С этими мыслями Рудаков возвратился в управление, вызвал к себе Первушина с Охотниковым и потребовал ускорить работу над докладной «О проблемах и перспективах реформирования военных вузов и военной науки». Закончилось совещание обсуждением хода подготовки оперативного эксперимента в отношении Ефимова, который не вызвал беспокойства у Рудакова, и он утвердил окончательный вариант его проведения.

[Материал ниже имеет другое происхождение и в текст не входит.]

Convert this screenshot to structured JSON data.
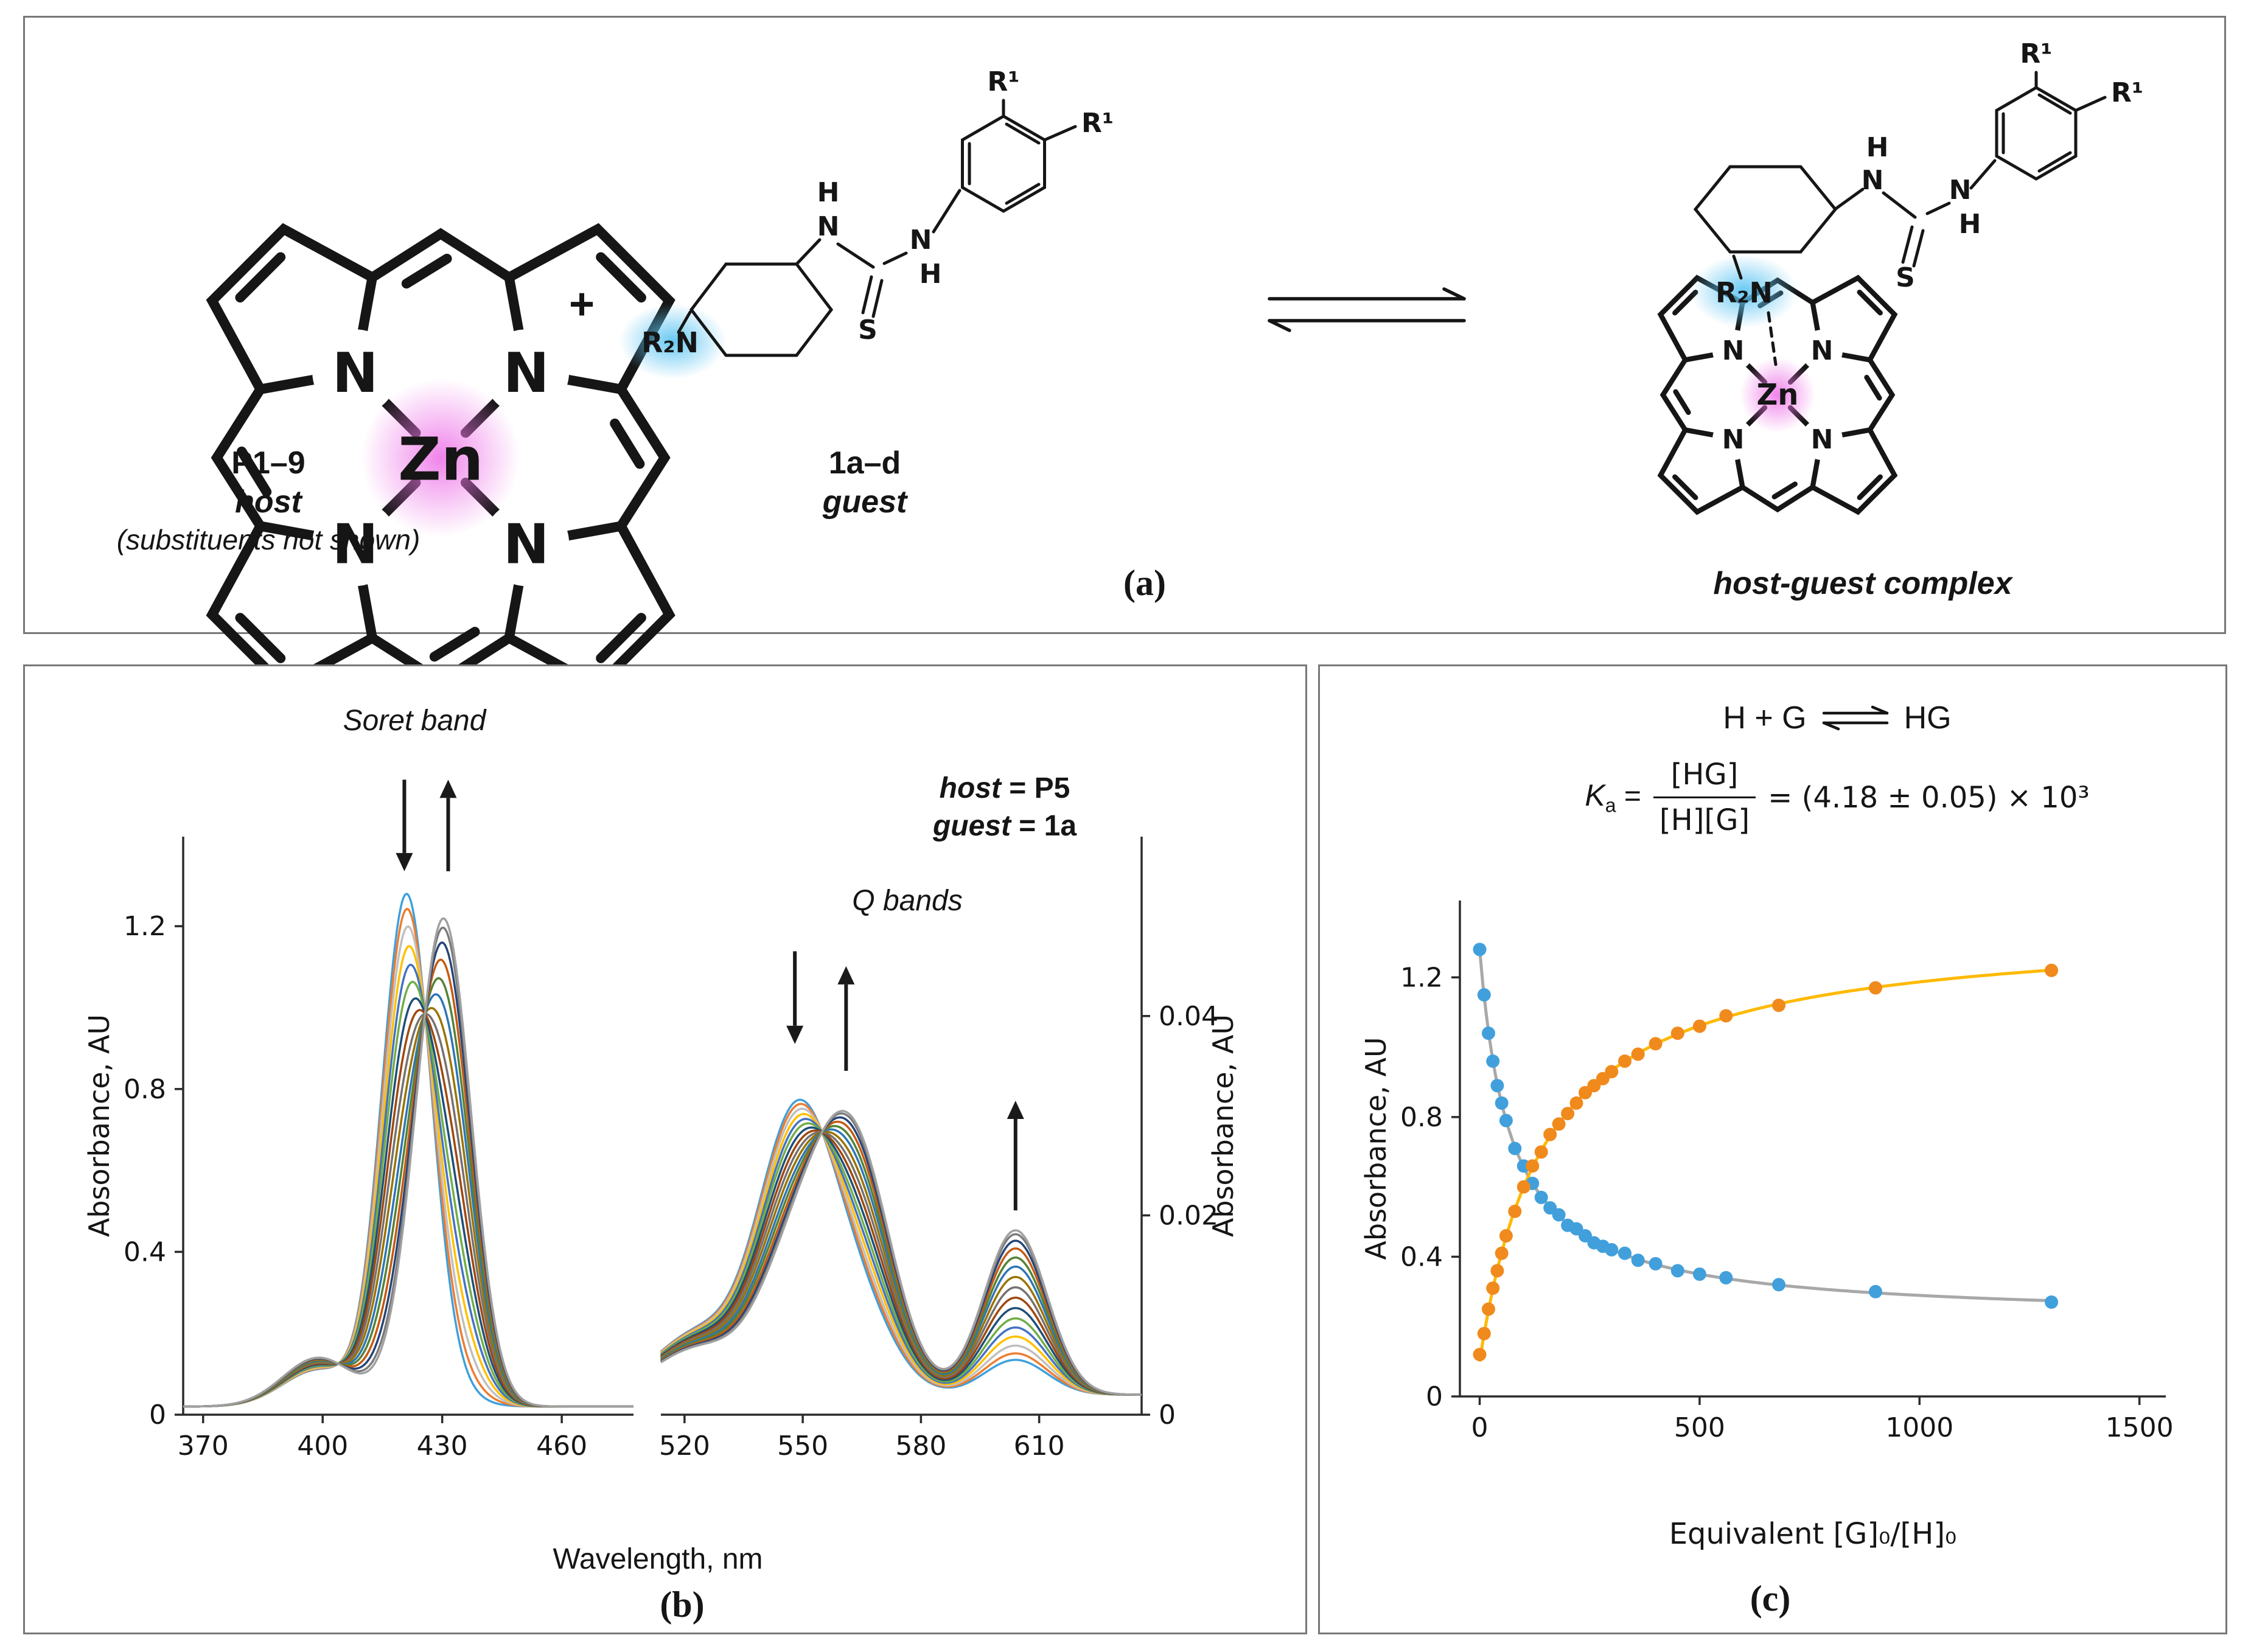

16 ноября в 10.00 в фойе 53-го НИИ царило давно уже позабытое радостно-оживленное настроение. Духовой оркестр, блестя надраенной медью, выдувал не похоронный марш по умирающей военной науке, а бравурный «Марш энтузиастов». Выцветшие плакаты: «Военной науке быть!», «Приезжева — убийца военной науки!», «Приехали — дальше некуда!», сменил вполне мирный: «Приветствуем участников совместной конференции 4-го НИИ и 53-го НИИ!». Под ним толпились пять десятков убеленных благородными сединами членкоров Академии наук, докторов и кандидатов, некоторые уже ничего не слышали и не видели. Но они, как те испытанные бойцы, заслышав зов полковой трубы, поднялись на свой последний бой. На фоне этой почтенной старости изредка мелькали сорокалетние аспиранты наконец пробившиеся на начальную ступеньку в большой науке из слесарей и наладчиков аппаратуры.
Впервые за последние месяцы почтенное собрание на время забыло о кричащих проблемах военной науки — сокращении кафедр и лабораторий, ставок и должностей, отсутствии финансирования. На второй план отошла и самая злободневная тема — кадровая, назначения на руководящие должности недавних «малиновых пиджаков», проходимцев и шарлатанов от науки, близких к криминальным и бизнес-структурам. Заслуженные ветераны военной науки, создавшие могучий ракетно-ядерный щит страны, в своих воспоминаниях возвращались к своей счастливой молодости, полной дерзких замыслов и свершений.
Веселый звонок положил конец воспоминаниям, и научное собрание, кряхтя и поскрипывая закостеневшими суставами, потащилось на кафедру 4-й лаборатории. Конференцию открыл заместитель руководителя 53-го НИИ по науке профессор Самохвалов. Сам первый находился в департаменте имущественных отношений Министерства обороны, где решались более насущные вопросы, чем технологическое будущее армии. В вельможных кабинетах циничные дельцы от науки бились не за ее будущее, а за материальное прошлое — собственность. Самые лакомые куски, расположенные в престижных районах Москвы, по грошовой цене предназначались «своим», чужим отводилось что похуже и что подальше от центра столицы.
Самохвалов, по поводу которого острые институтские языки язвили — мол, на эту должность пробился благодаря тому, что возносил не науку, а начальство, в отсутствие генерального не стал разливать соловьем. Прошамкав вступительное слово, он передал эстафету конференции профессору Бойцову. Тот первым предоставил слово уважаемому доктору технических наук Славскому. Блестящий оратор, он сразу придал дискуссии деловой тон. Его коллеги, истосковавшиеся по настоящей науке, забыв на время о своей нищенской зарплате, идеях, загубленных бюрократами, с жаром говорили о новых разработках, вступали в острую полемику с оппонентами. Через час работы конференции Бойцов объявил перерыв, но еще несколько минут то тут, то там в аудитории вспыхивали споры. Наконец, она опустела, и агент Кузнецов, пробежавшись взглядом по секретным схемам, плакатам и приборам, приступил к выполнению задания контрразведчиков.